As they talked a stranger appeared and joined them. What are you talking about? he asked.

Cleopas, “Are you the only one who doesn’t know?”

The stranger, “What is it I don’t know?”

Then they spoke in a rush, first one then the other “About Jesus of Nazareth of course … how the chief priests got him crucified … we had hoped he was the Messiah Christ … and this morning some of my women friends told us the tomb was empty … and some angels told them that Jesus was alive … we didn’t believe, but two of our men went to check, and – well – the tomb was empty … “

But the stranger interrupted, “Why so slow to believe! The prophets did tell how the Messiah Christ had to suffer – be killed like a lamb – and then return to heaven.” And he went on to explain how the whole Hebrew shastra spoke of Jesus (because that is who the stranger was).

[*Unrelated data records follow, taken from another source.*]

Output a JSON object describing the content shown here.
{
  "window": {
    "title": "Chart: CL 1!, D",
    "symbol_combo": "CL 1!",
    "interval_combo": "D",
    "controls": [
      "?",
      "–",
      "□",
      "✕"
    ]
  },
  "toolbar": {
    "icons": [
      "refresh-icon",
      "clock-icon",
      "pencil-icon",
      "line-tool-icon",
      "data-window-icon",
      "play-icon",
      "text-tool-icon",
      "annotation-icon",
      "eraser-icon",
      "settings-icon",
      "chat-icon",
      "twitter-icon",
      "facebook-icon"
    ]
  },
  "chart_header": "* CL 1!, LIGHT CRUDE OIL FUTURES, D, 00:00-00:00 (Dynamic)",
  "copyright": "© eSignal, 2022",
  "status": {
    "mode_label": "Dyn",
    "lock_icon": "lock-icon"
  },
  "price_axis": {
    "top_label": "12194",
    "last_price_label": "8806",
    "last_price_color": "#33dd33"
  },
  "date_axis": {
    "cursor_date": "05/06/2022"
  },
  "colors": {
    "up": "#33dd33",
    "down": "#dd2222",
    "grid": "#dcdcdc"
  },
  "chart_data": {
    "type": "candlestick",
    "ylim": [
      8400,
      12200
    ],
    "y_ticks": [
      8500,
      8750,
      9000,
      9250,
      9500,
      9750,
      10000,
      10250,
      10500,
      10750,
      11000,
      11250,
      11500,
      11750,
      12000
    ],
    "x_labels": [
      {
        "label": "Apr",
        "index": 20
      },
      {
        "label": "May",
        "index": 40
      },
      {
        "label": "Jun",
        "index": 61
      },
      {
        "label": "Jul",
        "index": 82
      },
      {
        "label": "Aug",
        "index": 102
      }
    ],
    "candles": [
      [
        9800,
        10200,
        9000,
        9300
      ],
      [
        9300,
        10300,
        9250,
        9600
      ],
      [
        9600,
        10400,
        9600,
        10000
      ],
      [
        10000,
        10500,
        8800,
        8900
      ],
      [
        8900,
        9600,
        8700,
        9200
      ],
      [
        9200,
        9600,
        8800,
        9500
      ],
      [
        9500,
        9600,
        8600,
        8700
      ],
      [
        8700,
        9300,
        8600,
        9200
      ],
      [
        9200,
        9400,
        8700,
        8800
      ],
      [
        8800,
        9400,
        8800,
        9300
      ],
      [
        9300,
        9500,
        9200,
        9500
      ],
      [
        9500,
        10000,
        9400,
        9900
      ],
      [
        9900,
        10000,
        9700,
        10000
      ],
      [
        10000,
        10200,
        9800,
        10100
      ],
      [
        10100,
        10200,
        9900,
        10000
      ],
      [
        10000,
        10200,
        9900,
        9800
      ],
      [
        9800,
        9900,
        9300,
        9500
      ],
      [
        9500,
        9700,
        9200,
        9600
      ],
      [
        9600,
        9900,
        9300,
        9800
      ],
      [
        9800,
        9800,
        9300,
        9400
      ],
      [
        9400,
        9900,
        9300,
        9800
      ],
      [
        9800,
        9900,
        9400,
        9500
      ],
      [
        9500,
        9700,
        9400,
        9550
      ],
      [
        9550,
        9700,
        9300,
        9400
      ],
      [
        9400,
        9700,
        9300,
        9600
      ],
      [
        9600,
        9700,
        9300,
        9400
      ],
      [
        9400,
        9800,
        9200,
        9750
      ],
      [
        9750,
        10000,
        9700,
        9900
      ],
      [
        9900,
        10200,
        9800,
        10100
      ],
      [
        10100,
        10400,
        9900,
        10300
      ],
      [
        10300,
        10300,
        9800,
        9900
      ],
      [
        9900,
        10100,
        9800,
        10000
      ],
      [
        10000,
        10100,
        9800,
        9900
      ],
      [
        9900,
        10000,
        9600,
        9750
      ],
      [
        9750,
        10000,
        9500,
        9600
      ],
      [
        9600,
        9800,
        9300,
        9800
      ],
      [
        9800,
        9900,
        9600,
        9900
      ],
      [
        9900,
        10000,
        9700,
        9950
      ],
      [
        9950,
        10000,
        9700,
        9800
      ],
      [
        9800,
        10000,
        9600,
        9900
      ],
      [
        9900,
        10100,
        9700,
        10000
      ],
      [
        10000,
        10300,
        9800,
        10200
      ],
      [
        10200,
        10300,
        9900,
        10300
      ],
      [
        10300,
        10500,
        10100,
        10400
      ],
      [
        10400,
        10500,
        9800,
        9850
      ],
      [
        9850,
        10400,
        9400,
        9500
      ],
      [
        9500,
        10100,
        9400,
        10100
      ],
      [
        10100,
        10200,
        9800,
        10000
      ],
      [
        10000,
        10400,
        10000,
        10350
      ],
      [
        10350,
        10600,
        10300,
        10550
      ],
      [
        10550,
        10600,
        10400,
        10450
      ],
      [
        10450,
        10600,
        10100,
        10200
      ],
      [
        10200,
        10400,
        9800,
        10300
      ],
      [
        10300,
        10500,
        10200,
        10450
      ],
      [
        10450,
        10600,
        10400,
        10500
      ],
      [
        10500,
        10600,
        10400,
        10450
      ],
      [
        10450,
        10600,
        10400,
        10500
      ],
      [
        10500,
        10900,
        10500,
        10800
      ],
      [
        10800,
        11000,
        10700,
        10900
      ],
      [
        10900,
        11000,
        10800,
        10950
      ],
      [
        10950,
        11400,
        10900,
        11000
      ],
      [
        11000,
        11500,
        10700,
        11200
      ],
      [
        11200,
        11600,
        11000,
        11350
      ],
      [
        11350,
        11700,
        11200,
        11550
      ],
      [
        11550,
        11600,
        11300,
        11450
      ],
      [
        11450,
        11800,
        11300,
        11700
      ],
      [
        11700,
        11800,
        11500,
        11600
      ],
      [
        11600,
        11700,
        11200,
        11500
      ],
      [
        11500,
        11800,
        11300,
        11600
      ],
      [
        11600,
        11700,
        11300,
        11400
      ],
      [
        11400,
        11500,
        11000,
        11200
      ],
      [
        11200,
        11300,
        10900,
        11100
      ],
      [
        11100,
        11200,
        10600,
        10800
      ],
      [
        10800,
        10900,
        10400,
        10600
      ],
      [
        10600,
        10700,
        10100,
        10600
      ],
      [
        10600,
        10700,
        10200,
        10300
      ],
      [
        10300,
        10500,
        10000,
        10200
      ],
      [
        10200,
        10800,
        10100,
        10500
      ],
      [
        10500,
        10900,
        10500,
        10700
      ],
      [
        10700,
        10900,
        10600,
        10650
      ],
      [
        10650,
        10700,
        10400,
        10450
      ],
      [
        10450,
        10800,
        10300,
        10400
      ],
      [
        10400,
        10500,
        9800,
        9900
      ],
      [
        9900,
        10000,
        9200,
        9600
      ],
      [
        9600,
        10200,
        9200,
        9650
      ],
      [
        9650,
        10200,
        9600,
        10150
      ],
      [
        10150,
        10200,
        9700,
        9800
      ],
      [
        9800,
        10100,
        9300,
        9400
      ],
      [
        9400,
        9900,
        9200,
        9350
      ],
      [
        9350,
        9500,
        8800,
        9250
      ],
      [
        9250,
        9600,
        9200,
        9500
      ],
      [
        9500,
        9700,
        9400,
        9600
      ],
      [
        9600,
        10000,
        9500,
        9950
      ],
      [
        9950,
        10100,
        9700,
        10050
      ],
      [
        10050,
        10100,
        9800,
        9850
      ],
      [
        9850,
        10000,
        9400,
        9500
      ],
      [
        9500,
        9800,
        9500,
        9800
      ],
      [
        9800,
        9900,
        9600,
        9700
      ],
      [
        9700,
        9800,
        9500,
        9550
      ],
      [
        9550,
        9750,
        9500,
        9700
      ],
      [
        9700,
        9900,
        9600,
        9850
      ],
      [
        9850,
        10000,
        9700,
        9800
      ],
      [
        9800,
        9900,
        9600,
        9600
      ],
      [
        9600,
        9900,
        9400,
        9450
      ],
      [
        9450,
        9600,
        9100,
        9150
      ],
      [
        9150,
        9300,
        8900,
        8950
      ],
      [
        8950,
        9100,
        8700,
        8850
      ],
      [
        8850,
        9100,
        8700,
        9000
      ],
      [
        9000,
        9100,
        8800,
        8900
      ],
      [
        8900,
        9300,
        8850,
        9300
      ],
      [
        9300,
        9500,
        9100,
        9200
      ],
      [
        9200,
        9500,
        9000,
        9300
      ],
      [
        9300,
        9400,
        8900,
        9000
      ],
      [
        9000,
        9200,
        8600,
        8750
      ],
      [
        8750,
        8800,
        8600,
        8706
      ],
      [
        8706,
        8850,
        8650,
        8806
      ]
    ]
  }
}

At their home they asked him in. Then at supper he thanked God for the meal in the manner in which he had always done, and they realized he was Jesus!

At once he vanished, and they were left looking at each other open-mouthed, “Didn’t great feelings of joy warm us inside as he explained the shastra?” they said.

Instead of Jesus’ death being the end of all their hopes for salvation, it was actually the final fulfilment of God’s plan which had existed from the very beginning. And they rushed back by night, and found the others too had no thought of sleeping, because Jesus had risen!

(Read the whole story as it is told in Luke 24:13-35. It is posted separately for you)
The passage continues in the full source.